Battery prices will be the main driver of the change
Today batteries for electric vehicles still cost about $600/kWh (€470/kWh), which represent a huge part of the cost of a full electric vehicle. But that will change. "We expect that by 2025 the battery costs will fall by more than half to about $290/kWh (€230/kWh)" says Stephan Krubasik, Principal at AT Kearney and author of the study. This is achieved through both new technologies such as high-voltage cathodes, silicon anodes and improved electrolytes, and the fact that packaging costs and cell production can benefit from economies of scale.
Overcapacity will lead to consolidation
But before battery manufacturers can benefit from the growing markets, there is a rocky road ahead. Currently worldwide production relies on more than 30 cell manufacturers production capacity. Demand is taking off but only slowly. "By 2015, we expect a worldwide installed capacity of about 50 GWh. Of these, only 50 to 60 percent will be taken up by demand - substantial overcapacity is immitent, "said Krubasik.
Cell manufacturers are confronted with an enormous pricing pressure from automakers. "The market is a real price war. Prices that are being negotiated today can only reach the profitability by the manufacturer in three to five years" said Krubasik. Through high investment, low margins and overcapacity, the young industry is consolidating rapidly.
Only large, wealthy and global corporations will be able to survive in the medium term. "We expect that out of 30 battery cell manufacturers currently existing today, only about 10 will survive by 2025", said Krubasik. "The first bankruptcies can already be observed in the recent past."
Europe could lag behind
After the solar industry, Europe could fall behind in another growing sector of the battery industry, as only a handful of European companies are part of the 30 existing cell manufacturers worldwide today.
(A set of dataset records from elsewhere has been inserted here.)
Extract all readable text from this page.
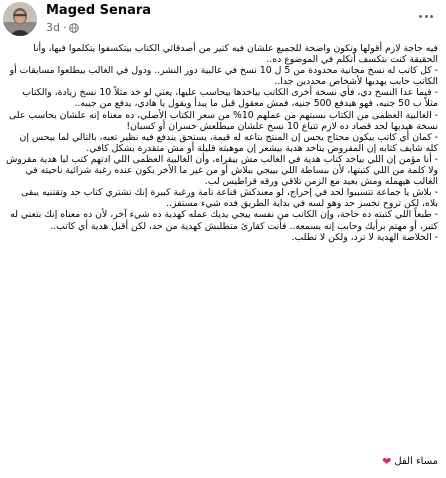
Maged Senara
3d ·

فيه حاجة لازم أقولها وتكون واضحة للجميع علشان فيه كتير من أصدقائي الكتاب بيتكسفوا يتكلموا فيها، وأنا الحقيقة كنت بتكسف أتكلم في الموضوع ده..

- كل كاتب له نسخ مجانية محدودة من 5 ل 10 نسخ في غالبية دور النشر.. ودول في الغالب بيطلعوا مسابقات أو الكاتب حابب يهديها لأشخاص محددين جدا..

- فيما عدا النسخ دي، فأي نسخة أخرى الكاتب بياخدها بيحاسب عليها، يعني لو خد مثلاً 10 نسخ زيادة، والكتاب مثلاً ب 50 جنيه، فهو هيدفع 500 جنيه، فمش معقول قبل ما يبدأ ويقول يا هادي، يدفع من جيبه..

- الغالبية العظمى من الكتاب نسبتهم من عملهم 10% من سعر الكتاب الأصلي، ده معناه إنه علشان يحاسب على نسخة هيديها لحد قصاد ده لازم تتباع 10 نسخ علشان ميطلعش خسران أو كسبان!

- كمان أي كاتب بيكون محتاج يحس إن المنتج بتاعه له قيمة، يستحق يندفع فيه نظير تعبه، بالتالي لما بيحس إن كله شايف كتابه إن المفروض يتاخد هدية بيشعر إن موهبته قليلة أو مش متقدرة بشكل كافي.

- أنا مؤمن إن اللي بياخد كتاب هدية في الغالب مش بيقراه، وأن الغالبية العظمى اللي ادتهم كتب ليا هدية مقروش ولا كلمة من اللي كتبتها، لأن ببساطة اللي بييجي ببلاش أو من غير ما الأخر يكون عنده رغبة شرائية ناحيته في الغالب هيهمله ومش بعيد مع الزمن تلاقي ورقه قراطيس لب.

- بلاش يا جماعة تتسببوا لحد في إحراج، لو معندكش قناعة تامة ورغبة كبيرة إنك تشتري كتاب حد وتقتنيه يبقى بلاه، لكن تروح تخسر حد وهو لسه في بداية الطريق فده شيء مستفز..

- طبعاً اللي كتبته ده حاجة، وإن الكاتب من نفسه ييجي يديك عمله كهدية ده شيء آخر، لأن ده معناه إنك بتعني له كتير، أو مهتم برأيك وحابب إنه يسمعه.. فأنت كقارئ متطلبش كهدية من حد، لكن أقبل هدية أي كاتب..

- الخلاصة الهدية لا ترد، ولكن لا تطلب.

مساء الفل
❤
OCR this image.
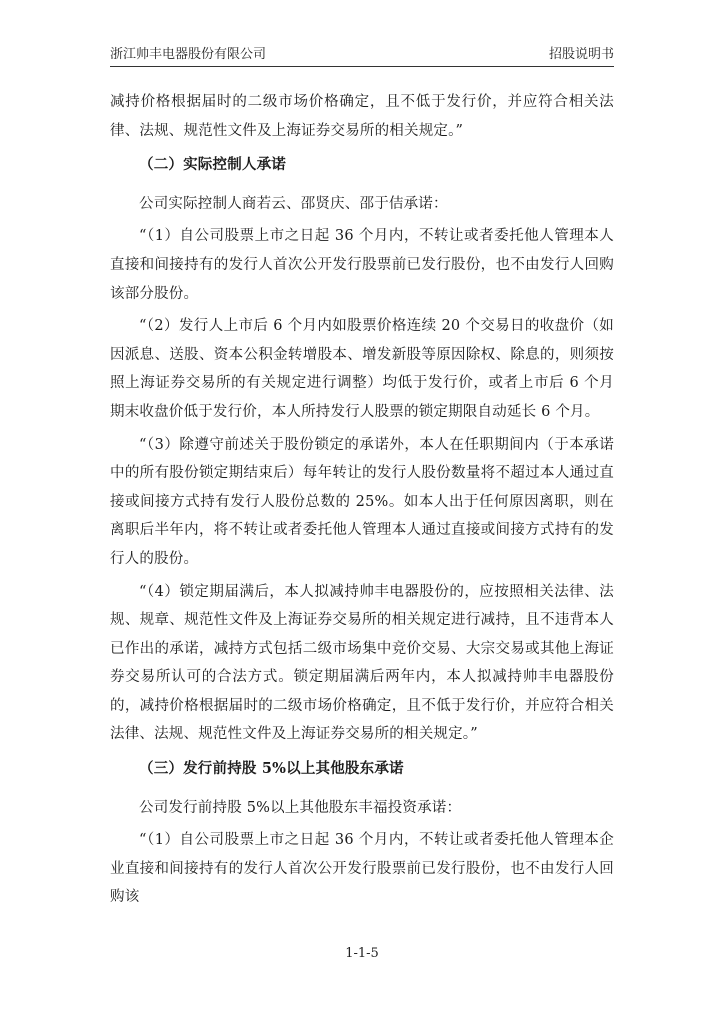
浙江帅丰电器股份有限公司	招股说明书

减持价格根据届时的二级市场价格确定，且不低于发行价，并应符合相关法律、法规、规范性文件及上海证券交易所的相关规定。”

（二）实际控制人承诺

公司实际控制人商若云、邵贤庆、邵于佶承诺：

“（1）自公司股票上市之日起 36 个月内，不转让或者委托他人管理本人直接和间接持有的发行人首次公开发行股票前已发行股份，也不由发行人回购该部分股份。

“（2）发行人上市后 6 个月内如股票价格连续 20 个交易日的收盘价（如因派息、送股、资本公积金转增股本、增发新股等原因除权、除息的，则须按照上海证券交易所的有关规定进行调整）均低于发行价，或者上市后 6 个月期末收盘价低于发行价，本人所持发行人股票的锁定期限自动延长 6 个月。

“（3）除遵守前述关于股份锁定的承诺外，本人在任职期间内（于本承诺中的所有股份锁定期结束后）每年转让的发行人股份数量将不超过本人通过直接或间接方式持有发行人股份总数的 25%。如本人出于任何原因离职，则在离职后半年内，将不转让或者委托他人管理本人通过直接或间接方式持有的发行人的股份。

“（4）锁定期届满后，本人拟减持帅丰电器股份的，应按照相关法律、法规、规章、规范性文件及上海证券交易所的相关规定进行减持，且不违背本人已作出的承诺，减持方式包括二级市场集中竞价交易、大宗交易或其他上海证券交易所认可的合法方式。锁定期届满后两年内，本人拟减持帅丰电器股份的，减持价格根据届时的二级市场价格确定，且不低于发行价，并应符合相关法律、法规、规范性文件及上海证券交易所的相关规定。”

（三）发行前持股 5%以上其他股东承诺

公司发行前持股 5%以上其他股东丰福投资承诺：

“（1）自公司股票上市之日起 36 个月内，不转让或者委托他人管理本企业直接和间接持有的发行人首次公开发行股票前已发行股份，也不由发行人回购该

1-1-5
Asian competitors are more aggressive in building their own capacities in Europe in order to have local production plants. "Asian cell manufacturers have realised the potential and are becoming active in Europe - this can get very tight for the local players," said Klink.
For battery materials, Europe’s position is a bit better, thanks to European and especially German chemical companies, which are well-positioned to compete in the long term. "Batteries will be a key component of the future automotive industry. From the attractive market prospects will benefit only the companies that "adapt strategically to the impending upheaval in the industry, said Klink.